Banyak bukti-bukti historis yang sulit dibantah bahwa Indonesia benar-benar sebagai bangsa kolonial dalam era modern dan globalisasi ini. Penjajahan bangsa Indonesia terhadap bangsa Papua Barat berjalan telanjang di depan mata kita.
Bangsa Indonesia sebagai kolonial modern diakui dan ditegaskan oleh generasi muda Indonesia. Seperti Dr. Veronika Kusumaryati, dalam disertasi Program S3 yang berjudul: Ethnogaphy of Colonial Present: History, Experience, And Political Consciousness in West Papua menyatakan:
“Bagi orang Papua, kolonialisme masa kini ditandai oleh pengalaman dan militerisasi dalam kehidupan sehari-hari. Kolonialisme ini juga dirasakan melalui tindak kekerasan yang secara tidak proporsional ditujukan kepada orang Papua, juga narasi kehidupan mereka. Ketika Indonesia baru datang, ribuan orang ditahan, disiksa, dan dibunuh. Kantor-kantor dijarah dan rumah-rumah dibakar. Kisah-kisah ‘kekerasan dan kekejaman Negara’ ini tidak muncul di buku sejarah, tidak di Indonesia, tidak juga di Belanda. Tindakan ini pun tidak berhenti pada tahun 1960-an” (2018:25).
DPR RI bersama dengan penguasa bangsa Indonesia mengesahkan kelanjutan Otsus pada 15 Juli 2021 itu sebagai bukti nyata untuk memperpanjang dan mengkekalkan penderitaan, air mata dan tetesan darah dengan sistem kolonialisme Indonesia terhadap rakyat dan bangsa Papua Barat. Wajah kejahatan ini diperlihatkan dan dipertontonkan kepada seluruh rakyat Indonesia dan rakyat Papua bahwa anggota DPR RI dan Pemerintah Indonesia bertelinga tuli, mata buta dan tidak punya hati nurani dan manusia-manusia yang telah kehilangan martabat kemanusiaan. Ini bukti RASISME dan KOLONIALISME serta KETIDAKADILAN.

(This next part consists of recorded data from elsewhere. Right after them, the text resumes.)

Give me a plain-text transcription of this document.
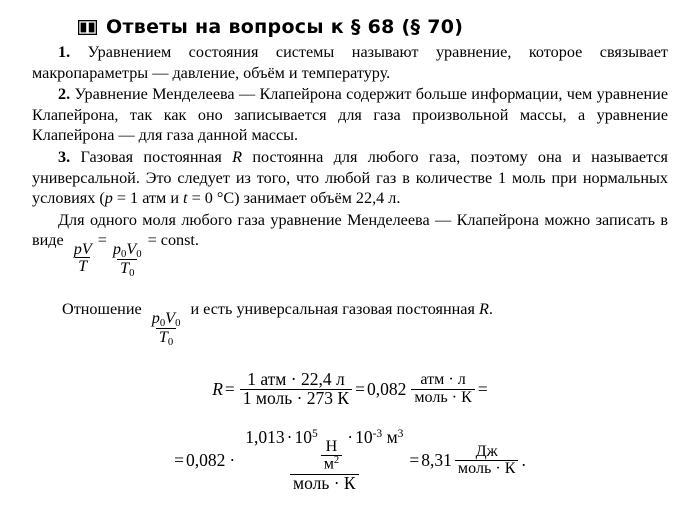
Ответы на вопросы к § 68 (§ 70)

1. Уравнением состояния системы называют уравнение, которое связывает макропараметры — давление, объём и температуру.

2. Уравнение Менделеева — Клапейрона содержит больше информации, чем уравнение Клапейрона, так как оно записывается для газа произвольной массы, а уравнение Клапейрона — для газа данной массы.

3. Газовая постоянная R постоянна для любого газа, поэтому она и называется универсальной. Это следует из того, что любой газ в количестве 1 моль при нормальных условиях (p = 1 атм и t = 0 °C) занимает объём 22,4 л.

Для одного моля любого газа уравнение Менделеева — Клапейрона можно записать в виде
$\frac{pV}{T}$
=
$\frac{p_0V_0}{T_0}$
= const.

Отношение
$\frac{p_0V_0}{T_0}$
и есть универсальная газовая постоянная R.

$R = \frac{\text{1 атм · 22,4 л}}{\text{1 моль · 273 К}} = 0,082 \frac{\text{атм · л}}{\text{моль · К}}$ =
= $0,082 \cdot 1,013 \cdot 10^5$
$\frac{Н}{м^2}$
· $10^{-3}$ $м^3$
моль · $К = 8,31 \frac{Дж}{\text{моль · К}}$ .
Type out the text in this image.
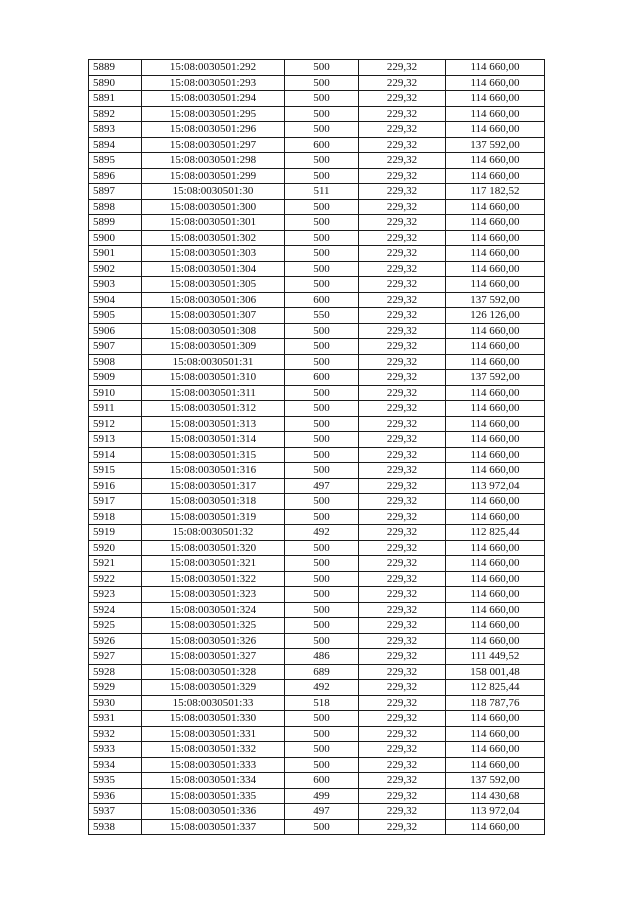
5889	15:08:0030501:292	500	229,32	114 660,00
5890	15:08:0030501:293	500	229,32	114 660,00
5891	15:08:0030501:294	500	229,32	114 660,00
5892	15:08:0030501:295	500	229,32	114 660,00
5893	15:08:0030501:296	500	229,32	114 660,00
5894	15:08:0030501:297	600	229,32	137 592,00
5895	15:08:0030501:298	500	229,32	114 660,00
5896	15:08:0030501:299	500	229,32	114 660,00
5897	15:08:0030501:30	511	229,32	117 182,52
5898	15:08:0030501:300	500	229,32	114 660,00
5899	15:08:0030501:301	500	229,32	114 660,00
5900	15:08:0030501:302	500	229,32	114 660,00
5901	15:08:0030501:303	500	229,32	114 660,00
5902	15:08:0030501:304	500	229,32	114 660,00
5903	15:08:0030501:305	500	229,32	114 660,00
5904	15:08:0030501:306	600	229,32	137 592,00
5905	15:08:0030501:307	550	229,32	126 126,00
5906	15:08:0030501:308	500	229,32	114 660,00
5907	15:08:0030501:309	500	229,32	114 660,00
5908	15:08:0030501:31	500	229,32	114 660,00
5909	15:08:0030501:310	600	229,32	137 592,00
5910	15:08:0030501:311	500	229,32	114 660,00
5911	15:08:0030501:312	500	229,32	114 660,00
5912	15:08:0030501:313	500	229,32	114 660,00
5913	15:08:0030501:314	500	229,32	114 660,00
5914	15:08:0030501:315	500	229,32	114 660,00
5915	15:08:0030501:316	500	229,32	114 660,00
5916	15:08:0030501:317	497	229,32	113 972,04
5917	15:08:0030501:318	500	229,32	114 660,00
5918	15:08:0030501:319	500	229,32	114 660,00
5919	15:08:0030501:32	492	229,32	112 825,44
5920	15:08:0030501:320	500	229,32	114 660,00
5921	15:08:0030501:321	500	229,32	114 660,00
5922	15:08:0030501:322	500	229,32	114 660,00
5923	15:08:0030501:323	500	229,32	114 660,00
5924	15:08:0030501:324	500	229,32	114 660,00
5925	15:08:0030501:325	500	229,32	114 660,00
5926	15:08:0030501:326	500	229,32	114 660,00
5927	15:08:0030501:327	486	229,32	111 449,52
5928	15:08:0030501:328	689	229,32	158 001,48
5929	15:08:0030501:329	492	229,32	112 825,44
5930	15:08:0030501:33	518	229,32	118 787,76
5931	15:08:0030501:330	500	229,32	114 660,00
5932	15:08:0030501:331	500	229,32	114 660,00
5933	15:08:0030501:332	500	229,32	114 660,00
5934	15:08:0030501:333	500	229,32	114 660,00
5935	15:08:0030501:334	600	229,32	137 592,00
5936	15:08:0030501:335	499	229,32	114 430,68
5937	15:08:0030501:336	497	229,32	113 972,04
5938	15:08:0030501:337	500	229,32	114 660,00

Penguasa Pemerintah Indonesia dan anggota DPR RI benar-bebar bertelinga tuli, mata buta dan tidak punya hati nurani dan manusia-manusia yang telah kehilangan kemanusiaan, karena mereka dengan terang-terangan mengabaikan suara rakyat dan bangsa Papua yang tidak setuju dan menolak keberlanjutan Otonomi Khusus yang telah gagal total itu.
Suara 714.000 dari 112 organisasi yang menolak Otonomi Khusus itu dianggap tidak nilainya oleh penguasa pemerintah Indonesia dan anggota DPR RI pada 15 Juli 2021. Ini mimpi buruk dan masa depan rakyat dan bangsa Papua Barat yang suram. Karena bagi rakyat dan bangsa Papua Barat tidak ada masa depan dalam kekuasaan bangsa kolonial modern Indonesia yang berwatak RASIS, barbar, kriminal dan brutal berkultur militer.
Ada pandangan RASISME dan bagian dari kolonialisme dari mantan anggota DPR RI, Djoko Edhi Abdurrahman menyatakan: ” Papua Benua yang menyeramkan…” (Sumber: Benteng Sumbar.Com, 16 Juli 2021).
Para penguasa kolonial modern Indonesia dan anggota DPR RI yang mengesahkan keberlanjutan Otonomi Khusus pada 15 Juli 2021 adalah HANYA TOPENG atau TAMENG untuk pembelokkan atau menyembunyikan akar konflik persoalan Papua yang sebenarnya, yaitu: RASISME, MILITERISME, KAPITALISME, KOLONIALISME dan KETIDAKADILAN dengan misi utama untuk memperpanjang penderitaan rakyat dan bangsa Papua Barat dan pemusnahan serta penghilangan etnis orang asli Papua dari Tanah leluhur mereka.
Akar konflik ini sudah lama disembunyikan oleh penguasa kolonial Indonesia dengan memproduksi mitos-mitos, label-label, stigma-stigma, topeng-topeng dan tameng-tameng selama ini dipromosikan oleh pemerintah dan TNI-Porli, yaitu topeng separatis, topeng makar, topeng opm, topeng kkb, dan topeng teroris dan sekarang ditambah topeng Undang-undang Otonomi Khusus yang disahkan pada 15 Juli 2021.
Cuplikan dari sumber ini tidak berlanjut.